The annual inflation rate rose to 2.2 per cent, a three-year high, from 1.7 per cent in January, Statistics Canada said. Economists had forecast a rate of 2.0 per cent.
The Bank of Canada’s three measures of core inflation also all strengthened. “I think it will reinforce the view that the bank will keep slowly grinding rates higher,” said Doug Porter, chief economist at BMO Capital Markets.
The central bank has hiked rates three times since July even as it worried about a more uncertain outlook for trade. Chances of a hike in May rose to 82 per cent from 74 per cent before the data, the overnight index swaps market indicated. Still, separate data showing a weaker-than-expected 0.3 per cent rise in January retail sales added to the picture of a domestic economy that has lost some momentum in recent months.
The price of oil, one of Canada’s major exports, rose after the Saudi energy minister said the Organization of the Petroleum Exporting Countries would need to keep coordinating supply cuts with non-member countries including Russia into 2019.

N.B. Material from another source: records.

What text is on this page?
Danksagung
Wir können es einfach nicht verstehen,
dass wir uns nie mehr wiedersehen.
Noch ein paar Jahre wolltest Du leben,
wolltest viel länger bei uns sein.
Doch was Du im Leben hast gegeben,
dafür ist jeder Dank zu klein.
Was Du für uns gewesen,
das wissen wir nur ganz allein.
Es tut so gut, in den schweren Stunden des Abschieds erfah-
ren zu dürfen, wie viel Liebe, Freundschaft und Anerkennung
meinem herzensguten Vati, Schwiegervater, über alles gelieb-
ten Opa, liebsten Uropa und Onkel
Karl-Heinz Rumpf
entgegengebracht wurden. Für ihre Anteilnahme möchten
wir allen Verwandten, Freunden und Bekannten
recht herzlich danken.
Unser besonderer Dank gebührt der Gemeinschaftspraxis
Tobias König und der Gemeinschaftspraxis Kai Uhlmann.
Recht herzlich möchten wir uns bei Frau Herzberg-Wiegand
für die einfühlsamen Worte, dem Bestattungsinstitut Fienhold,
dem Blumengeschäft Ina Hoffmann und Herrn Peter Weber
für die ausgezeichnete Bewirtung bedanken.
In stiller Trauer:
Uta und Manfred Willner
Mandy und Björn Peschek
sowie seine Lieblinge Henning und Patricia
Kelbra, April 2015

U.S. crude prices were up 1.1 per cent at US$65.02 a barrel. Friday morning the Canadian dollar was trading 0.7 per cent higher at 77.85 U.S. cents.
The U.S. dollar fell against a basket of major currencies as investors weighed escalating global trade tensions. Canada’s commodity-linked economy could be hurt if global trade slowed. But the loonie has benefited this week from optimism about a deal to revamp the North American Free Trade Agreement.